Sweden has said it will live up to the terms of the trilateral agreement signed by Sweden, Finland and Turkey over the Nordic countries’ NATO membership applications, Swedish Prime Minister Magdalena Andersson said Tuesday.
“We agreed on a memorandum of understanding between Sweden, Finland and Turkey, and, of course, from a Swedish government perspective, we will act according to the memorandum of understanding we agreed upon,” Andersson said at a joint press conference in Stockholm with German Chancellor Olaf Scholz.
Russia’s invasion of Ukraine prompted Sweden and Finland to abandon their nonaligned status and apply to join NATO amid Europe’s worst security crisis in decades.
Sweden and Finland joined the European Union together in 1995 and gradually aligned their defense policies with the West.
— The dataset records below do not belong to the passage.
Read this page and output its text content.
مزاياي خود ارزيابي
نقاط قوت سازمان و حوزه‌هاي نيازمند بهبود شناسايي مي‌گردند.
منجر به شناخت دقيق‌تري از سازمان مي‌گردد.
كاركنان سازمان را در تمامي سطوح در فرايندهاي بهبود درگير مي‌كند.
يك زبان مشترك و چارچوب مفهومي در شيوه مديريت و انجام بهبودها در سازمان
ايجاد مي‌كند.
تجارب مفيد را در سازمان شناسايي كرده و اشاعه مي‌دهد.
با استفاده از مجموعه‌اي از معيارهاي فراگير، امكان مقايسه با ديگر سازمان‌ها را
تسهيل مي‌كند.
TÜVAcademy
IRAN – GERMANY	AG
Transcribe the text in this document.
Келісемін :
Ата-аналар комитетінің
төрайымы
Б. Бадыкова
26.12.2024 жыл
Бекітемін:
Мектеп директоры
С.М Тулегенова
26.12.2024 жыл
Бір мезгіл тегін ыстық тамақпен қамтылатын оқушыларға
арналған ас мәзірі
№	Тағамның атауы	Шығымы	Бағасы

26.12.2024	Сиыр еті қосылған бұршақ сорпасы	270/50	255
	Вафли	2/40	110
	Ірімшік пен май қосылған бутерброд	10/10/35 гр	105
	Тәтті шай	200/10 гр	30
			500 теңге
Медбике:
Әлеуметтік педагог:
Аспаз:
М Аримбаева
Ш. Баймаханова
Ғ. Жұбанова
The pair avoided joining NATO outright, but that changed when Russia invaded Ukraine this February, and convincing Turkey to let them join involved negotiations over extraditions.
“The cases of extradition that are being processed in Sweden will, of course, be processed according to Swedish and international law,” said Andersson. “That is also something we agreed upon in this memorandum of understanding.”
Extradition cases have been one of the central points of contention between Sweden and Turkey. Turkish President Recep Tayyip Erdogan had previously threatened to veto Sweden and Finland’s NATO membership requests, accusing the two countries of harboring members of the separatist militant Kurdistan’s Workers Party, also known as PKK.
Erdogan had said that Sweden promised to extradite 73 people to Turkey because of the memorandum, which stipulates that Sweden and Finland will address Turkey’s pending extradition requests of terror suspects in accordance with the European Convention on Extradition.
Speaking alongside Andersson, Scholz said those states that hadn’t yet ratified Sweden and Finland’s respective bids would do so soon, “including Turkey.”
“The agreements that Sweden and Finland have reached with Turkey show a good way forward,” Scholz said, adding that he was looking forward to seeing Finland and Sweden in NATO and NATO needed the Nordic nations as partners.